The Romantic period was shaped by the social and political events of the end of the 18th and the beginning of the 19th century. The French and American revolutions announced a radical break in historical continuity that was accompanied by the birth of democratic and egalitarian ideas (Damrosh et al. 7). The literature of that time reflected the revolutionary spirits and produced multiple innovations in content and form (Damrish et al. 8). While some writers addressed political issues, others created subjective lyrics and novels, depicting the psychological dramas of mind and feelings.

Imagination was one of the main subjects and driving forces of Romanticism. The movement proclaimed the independence of the mind from physical reality and the artist’s ability to transform it to achieve their creative goals. According to Damrosh et al., “the rapid changes, new demands, and confusions of the age often pressed writers into imagining worlds elsewhere,” and this impulse gave the name to the period — the “Romantic” era (10). Its main voices were poets William Wordsworth, Percy Bysshe Shelly, John Keats, William Blake, and Lord Byron, who “assumed a bardic stance to credit their dreams, hopes, and visions” (Damrosh et al. 11). Proclaiming emotional refinement over rational intellect, they rejected the existing literary traditions to put the individual experience in the foreground in their literary works.

The philosophical publications of that time focused on the nature of aesthetics. Edmund Burke in his treatise Philosophical Enquiry into the Origin of Our Ideas of the Sublime and Beautiful, written in 1757, explored the nature of beauty. According to Burke, the beautiful is what is well-formed and aesthetically pleasing, and the sublime is what can compel and destroy it (37). Both the beautiful and the sublime can be explained by their causal structures, with the passion of love being the cause of the beauty, and the passion of fear being the cause of the sublime (Burke 48). Burke’s work was the first that defined and separated these aesthetical categories, and it attracted the attention of other prominent philosophers, such as Immanuel Kant.

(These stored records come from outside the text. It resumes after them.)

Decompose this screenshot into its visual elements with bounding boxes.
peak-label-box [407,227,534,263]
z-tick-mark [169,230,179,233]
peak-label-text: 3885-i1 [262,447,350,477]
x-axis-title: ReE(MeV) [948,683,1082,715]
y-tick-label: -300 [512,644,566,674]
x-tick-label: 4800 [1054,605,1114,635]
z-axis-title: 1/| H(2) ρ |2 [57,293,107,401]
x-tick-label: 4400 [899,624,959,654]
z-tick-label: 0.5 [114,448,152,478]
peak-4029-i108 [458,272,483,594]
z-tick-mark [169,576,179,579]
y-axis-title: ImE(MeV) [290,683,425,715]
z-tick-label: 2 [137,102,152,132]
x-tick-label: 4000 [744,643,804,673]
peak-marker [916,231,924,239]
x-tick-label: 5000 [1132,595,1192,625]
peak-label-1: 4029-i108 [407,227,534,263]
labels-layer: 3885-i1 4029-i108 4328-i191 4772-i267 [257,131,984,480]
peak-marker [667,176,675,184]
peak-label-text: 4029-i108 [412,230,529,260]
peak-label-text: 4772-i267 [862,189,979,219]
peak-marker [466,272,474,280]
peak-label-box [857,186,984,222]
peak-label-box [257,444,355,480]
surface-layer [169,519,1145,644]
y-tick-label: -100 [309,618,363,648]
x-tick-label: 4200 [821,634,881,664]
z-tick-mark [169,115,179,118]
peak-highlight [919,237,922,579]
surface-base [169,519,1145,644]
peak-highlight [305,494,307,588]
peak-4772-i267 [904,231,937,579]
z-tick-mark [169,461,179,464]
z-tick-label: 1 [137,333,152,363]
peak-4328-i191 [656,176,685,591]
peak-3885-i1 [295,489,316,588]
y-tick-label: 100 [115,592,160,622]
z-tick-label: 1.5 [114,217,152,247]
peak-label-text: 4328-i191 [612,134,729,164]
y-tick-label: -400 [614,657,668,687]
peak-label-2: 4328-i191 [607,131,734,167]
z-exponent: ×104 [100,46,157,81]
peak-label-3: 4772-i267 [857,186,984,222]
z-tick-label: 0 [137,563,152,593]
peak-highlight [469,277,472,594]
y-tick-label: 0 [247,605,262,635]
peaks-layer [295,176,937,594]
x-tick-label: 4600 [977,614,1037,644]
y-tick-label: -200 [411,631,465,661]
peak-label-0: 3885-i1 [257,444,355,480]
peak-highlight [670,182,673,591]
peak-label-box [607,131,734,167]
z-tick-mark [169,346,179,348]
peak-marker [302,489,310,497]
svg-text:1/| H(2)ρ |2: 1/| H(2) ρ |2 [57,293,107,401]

In the book The Critique of Judgment, Kant discussed the aesthetic values of the agreeable, the beautiful, the sublime, and the good. In the introduction, he criticized Burke for not understanding the causes of the beautiful and the sublime (Kant 21). Kant claimed that the agreeable is a purely sensory judgment, the good is an ethical judgment, and the beautiful and the sublime are subjective and not tied to any definite concept (Kant 45). People define something as beautiful if its form fits their cognitive powers, and defining something as sublime means that it lies beyond the limits of comprehension and is an object of fear (Kant 48). Overall, Burke and Kant’s explorations of aesthetic concepts laid the foundation for many later philosophical explorations and reflected the spirit of Romanticism.

Overall, in philosophy, Romanticism was characterized by the break from the classic Western traditions of rationality towards the exploration of beauty, inner motives, spiritual freedom, and individual creativity. In literature, it proclaimed emotionalism, irrationality, imagination, fantasy, and the ideas of freedom. Shaped by the political struggles of the 18th century and the Industrial Revolution, the Romantic movement aimed to create art that would reflect the artist’s emotions and deepest beliefs. It has a profound effect on politics, music, education, social and natural sciences.

References

Burke, Edmund. A Philosophical Enquiry into the Origin of Our Ideas of the Sublime and Beautiful. J. Dodsley, 1767.

Damrosh, David, et al., editors. British Literature: The Romantics and Their Contemporaries. 5th ed., Pearson, 2011.

Kant, Immanuel. Critique of Judgement. Barnes & Noble Publishing, 2005.